In response to the day; in response to the night,
Unfiltered, we say....
'Cuz coffee needs filters, right?

Naomi, this is my coping mechanism. Get out of my poem.

Radley, oh Radley, you are more grand than thy Canyon.

K, sweetie, at least I'm not named after a Christmas song.

K, sweetie, at least I'm not named after a sanitarium from a TV show about lying.

......what?

Nevermind. Carry on.

No, the moment's gone.

What? You were just getting somewhere!

Yeah, then you took the pen out of my hand.

.............sorry.

"Whatever," Radley muttered. His hand flew over the sheet of paper before Naomi could protest, and then it was in two pieces, the tear of it filling the gap of silence in the room. The two became four, four became six, and so on and so forth until the poem was degraded to mere bits of confetti sitting in his palm. He sprinkled them over a desk before leaning back in a chair that was too small for him. The desk used to belong to a student. And the odds of it belonging to one of the few students still running around- still alive- were slim. A kid had sat there that morning, and now that kid was dead, and Radley sitting there meant that kid was being replaced.

He felt guilty.

Naomi, she felt guilty, too, but for reasons kept only to herself. She never opened her door when she heard the cries for help; she stole from her own classroom, a knife which probably belonged to one of her students for defense, and now this. She ruined Radley's poem, and now she felt like complete and utter shit. "You didn't have to do that," she said. An awkward shuffling of feet ensued when he remained silent. "It was a beautiful poem."

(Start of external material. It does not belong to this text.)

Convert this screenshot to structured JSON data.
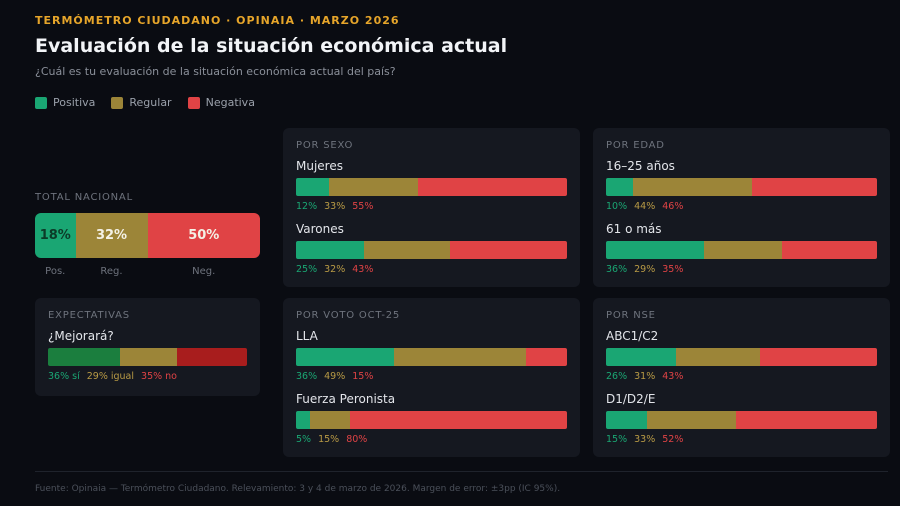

"Whatever," Radley repeated, "It doesn't matter."

"As a psychology teacher, I have full right to go all psychological on you. That poem, sir, was your coping mechanism, like you said. I had no right to interrupt, so I'm sorry, Mister Canyon." Somewhat satisfied, Naomi crossed her arms.

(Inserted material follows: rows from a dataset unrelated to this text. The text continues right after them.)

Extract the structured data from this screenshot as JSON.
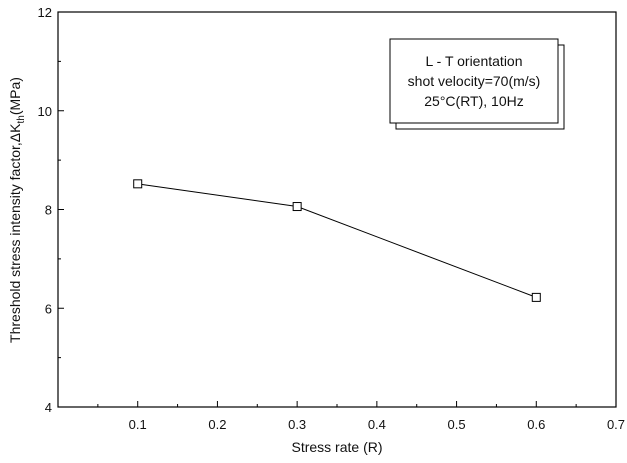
{
  "chart_data": {
    "type": "line",
    "title": "",
    "xlabel": "Stress rate (R)",
    "ylabel_main": "Threshold stress intensity factor,",
    "ylabel_symbol": "ΔK",
    "ylabel_subscript": "th",
    "ylabel_unit": "(MPa)",
    "xlim": [
      0.0,
      0.7
    ],
    "ylim": [
      4,
      12
    ],
    "xticks": [
      0.1,
      0.2,
      0.3,
      0.4,
      0.5,
      0.6,
      0.7
    ],
    "xtick_labels": [
      "0.1",
      "0.2",
      "0.3",
      "0.4",
      "0.5",
      "0.6",
      "0.7"
    ],
    "yticks": [
      4,
      6,
      8,
      10,
      12
    ],
    "ytick_labels": [
      "4",
      "6",
      "8",
      "10",
      "12"
    ],
    "grid": false,
    "series": [
      {
        "marker": "open-square",
        "color": "#000000",
        "x": [
          0.1,
          0.3,
          0.6
        ],
        "y": [
          8.52,
          8.06,
          6.22
        ]
      }
    ],
    "annotation_box": {
      "placement": "top-right",
      "lines": [
        "L - T orientation",
        "shot velocity=70(m/s)",
        "25°C(RT), 10Hz"
      ]
    }
  }
}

"You bitch," Radley hissed at the woman, hardly suppressing the inevitable half-smile. Another silence filled the room, less tense than before, but still excruciating.

What Naomi said didn't have the intended effect, but it was still something- as opposed to the blank expression that had been covering Radley's face since they had found one another. Neither of them wanted to think back to that moment, when the realization hit, when the kids had been running all over the place, when their school had gone from bells and lessons, to screams and gunshots. So they didn't. And that's why the silence was so tense - as concluded by Naomi - there were things they didn't want to talk about.

Leave him alone, Naomi thought to herself. For now...

"How many do you think they kept alive?" Radley asked quietly, as if the question made him guilty of the massacre. He cringed visibly after the words slipped off his tongue, disgusted with himself.

"Not too many, I'd guess..." There was a lot of blood.

Somehow, Naomi answering his saturnine question dignified it to normalcy. Yet, for some reason, their battle against stillness raged on, in their heads. The war ground was verbal, different in both of their minds.